1. Echostar No Longer Eligible to Carry Distant Network Signals. On May 23, the Eleventh Circuit Court of Appeals held that EchoStar engaged in a pattern or practice of willful violations of its compulsory copyright licenses. The statutory copyright license permits satellite carriers to offer distant network signals to “unserved households”—households that are not predicted to receive local network signals over the air. The court held that by providing distant network signals to hundreds of thousands of households that could receive local station signals over the air, EchoStar had engaged in a pattern or practice of infringing the rights of local stations. The court remanded the case to the district court with directions to permanently enjoin EchoStar from providing any subscriber in the country with distant signals of stations affiliated with any of the four major networks.

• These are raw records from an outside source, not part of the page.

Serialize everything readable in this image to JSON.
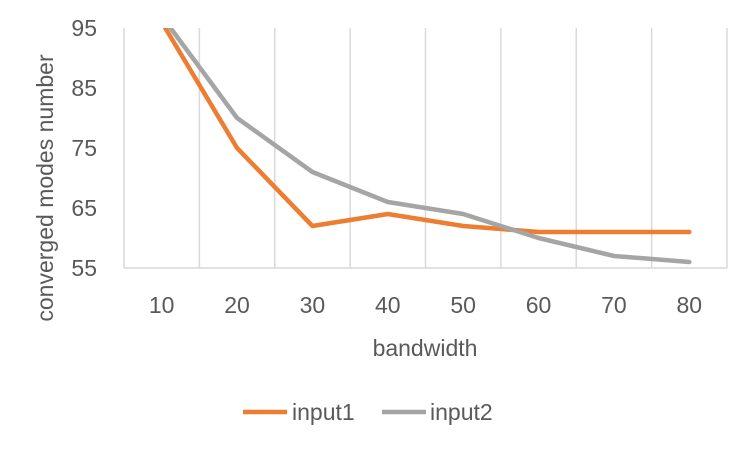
{
  "chart_data": {
    "type": "line",
    "categories": [
      "10",
      "20",
      "30",
      "40",
      "50",
      "60",
      "70",
      "80"
    ],
    "x": [
      10,
      20,
      30,
      40,
      50,
      60,
      70,
      80
    ],
    "xlabel": "bandwidth",
    "ylabel": "converged modes number",
    "ylim": [
      55,
      95
    ],
    "yticks": [
      55,
      65,
      75,
      85,
      95
    ],
    "grid": "vertical",
    "legend": "bottom",
    "series": [
      {
        "name": "input1",
        "color": "#ED7D31",
        "values": [
          96,
          75,
          62,
          64,
          62,
          61,
          61,
          61
        ]
      },
      {
        "name": "input2",
        "color": "#A5A5A5",
        "values": [
          97,
          80,
          71,
          66,
          64,
          60,
          57,
          56
        ]
      }
    ]
  }
}
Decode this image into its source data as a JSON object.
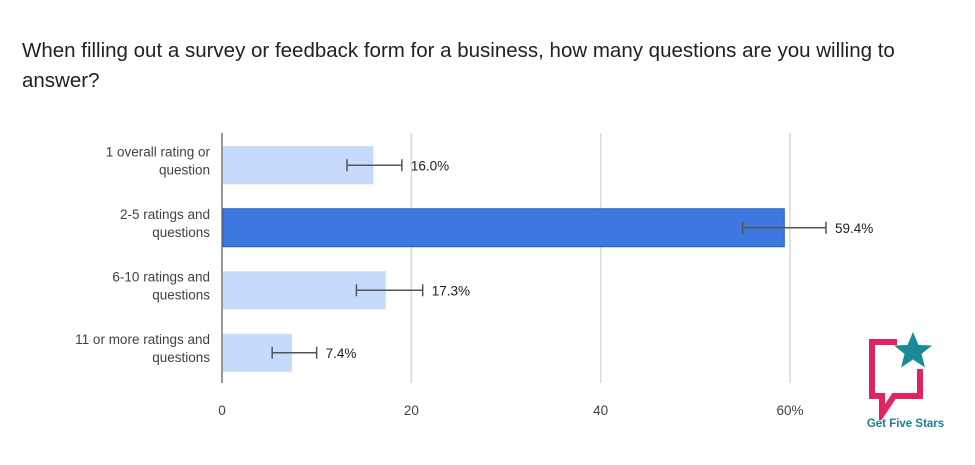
{
  "chart_data": {
    "type": "bar",
    "orientation": "horizontal",
    "title": "When filling out a survey or feedback form for a business, how many questions are you willing to answer?",
    "categories": [
      [
        "1 overall rating or",
        "question"
      ],
      [
        "2-5 ratings and",
        "questions"
      ],
      [
        "6-10 ratings and",
        "questions"
      ],
      [
        "11 or more ratings and",
        "questions"
      ]
    ],
    "values": [
      16.0,
      59.4,
      17.3,
      7.4
    ],
    "value_labels": [
      "16.0%",
      "59.4%",
      "17.3%",
      "7.4%"
    ],
    "error_bars": [
      [
        13.2,
        19.0
      ],
      [
        55.0,
        63.8
      ],
      [
        14.2,
        21.2
      ],
      [
        5.3,
        10.0
      ]
    ],
    "highlighted_index": 1,
    "xlim": [
      0,
      60
    ],
    "xticks": [
      0,
      20,
      40,
      60
    ],
    "xtick_labels": [
      "0",
      "20",
      "40",
      "60%"
    ],
    "xlabel": "",
    "ylabel": "",
    "grid": true,
    "colors": {
      "bar": "#c6dafc",
      "bar_highlight": "#3c78e0",
      "bar_highlight_border": "#2a5fc0",
      "error_bar": "#555555",
      "grid": "#d9d9d9",
      "axis": "#757575"
    }
  },
  "logo": {
    "text": "Get Five Stars",
    "icon": "speech-bubble-star-icon",
    "colors": {
      "bubble": "#e0245e",
      "star": "#1a8a98",
      "text": "#1a7f8e"
    }
  }
}
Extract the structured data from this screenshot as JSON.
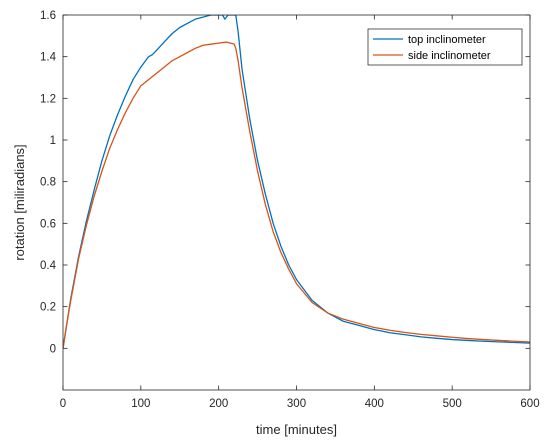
{
  "chart_data": {
    "type": "line",
    "title": "",
    "xlabel": "time [minutes]",
    "ylabel": "rotation [miliradians]",
    "xlim": [
      0,
      600
    ],
    "ylim": [
      -0.2,
      1.6
    ],
    "xticks": [
      0,
      100,
      200,
      300,
      400,
      500,
      600
    ],
    "yticks": [
      0,
      0.2,
      0.4,
      0.6,
      0.8,
      1,
      1.2,
      1.4,
      1.6
    ],
    "xtick_labels": [
      "0",
      "100",
      "200",
      "300",
      "400",
      "500",
      "600"
    ],
    "ytick_labels": [
      "0",
      "0.2",
      "0.4",
      "0.6",
      "0.8",
      "1",
      "1.2",
      "1.4",
      "1.6"
    ],
    "grid": false,
    "box": true,
    "legend": {
      "placement": "top-right"
    },
    "series": [
      {
        "name": "top inclinometer",
        "color": "#0072BD",
        "x": [
          0,
          5,
          10,
          20,
          30,
          40,
          50,
          60,
          70,
          80,
          90,
          100,
          110,
          115,
          120,
          130,
          140,
          150,
          160,
          170,
          180,
          190,
          200,
          205,
          208,
          212,
          215,
          220,
          222,
          225,
          230,
          240,
          250,
          260,
          270,
          280,
          290,
          300,
          320,
          340,
          360,
          380,
          400,
          420,
          440,
          460,
          480,
          500,
          520,
          540,
          560,
          580,
          600
        ],
        "y": [
          0,
          0.12,
          0.24,
          0.44,
          0.61,
          0.76,
          0.9,
          1.02,
          1.12,
          1.21,
          1.29,
          1.35,
          1.4,
          1.41,
          1.43,
          1.47,
          1.51,
          1.54,
          1.56,
          1.58,
          1.59,
          1.6,
          1.6,
          1.6,
          1.58,
          1.6,
          1.6,
          1.6,
          1.6,
          1.52,
          1.34,
          1.1,
          0.9,
          0.74,
          0.6,
          0.49,
          0.4,
          0.33,
          0.23,
          0.17,
          0.13,
          0.11,
          0.09,
          0.075,
          0.065,
          0.055,
          0.048,
          0.042,
          0.038,
          0.034,
          0.031,
          0.028,
          0.025
        ]
      },
      {
        "name": "side inclinometer",
        "color": "#D95319",
        "x": [
          0,
          5,
          10,
          20,
          30,
          40,
          50,
          60,
          70,
          80,
          90,
          100,
          110,
          120,
          130,
          140,
          150,
          160,
          170,
          180,
          190,
          200,
          210,
          215,
          220,
          222,
          225,
          230,
          240,
          250,
          260,
          270,
          280,
          290,
          300,
          320,
          340,
          360,
          380,
          400,
          420,
          440,
          460,
          480,
          500,
          520,
          540,
          560,
          580,
          600
        ],
        "y": [
          0,
          0.12,
          0.23,
          0.43,
          0.59,
          0.73,
          0.85,
          0.96,
          1.05,
          1.13,
          1.2,
          1.26,
          1.29,
          1.32,
          1.35,
          1.38,
          1.4,
          1.42,
          1.44,
          1.455,
          1.46,
          1.465,
          1.47,
          1.465,
          1.46,
          1.44,
          1.38,
          1.25,
          1.04,
          0.85,
          0.69,
          0.56,
          0.46,
          0.38,
          0.31,
          0.22,
          0.17,
          0.14,
          0.12,
          0.1,
          0.087,
          0.076,
          0.067,
          0.06,
          0.053,
          0.047,
          0.042,
          0.038,
          0.034,
          0.03
        ]
      }
    ]
  }
}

2. Broadcasters Challenge Indecency and Profanity Orders in Court and at FCC. Two separate appeals of the FCC’s recent indecency/profanity decisions were filed in mid-April (April Update). These cases have been consolidated into one case in the U.S. Court of Appeals for the Second Circuit in New York. Several new parties have intervened in the case: Center for the Creative Community, Inc., CBS Television Network Affiliates, FBC Television Affiliates Association, NBC Television Affiliates, NBC Telemundo License Co., and NBC Universal, Inc. In addition, on May 5, public television station KCSM, San Mateo, CA filed an opposition to the FCC’s March decision to fine the station for indecent content in its broadcast of a documentary series. KCSM contends that the decision was a departure from applicable FCC precedent permitting profanity in the context of program such as Saving Private Ryan.
3. America Channel Files Suit Against Time Warner and Comcast in Adelphia Deal. Time Warner and Comcast were accused, in Minnesota District Court on May 30, of antitrust violations in a lawsuit seeking to block their purchase of assets of cable TV operator Adelphia Communications Corp.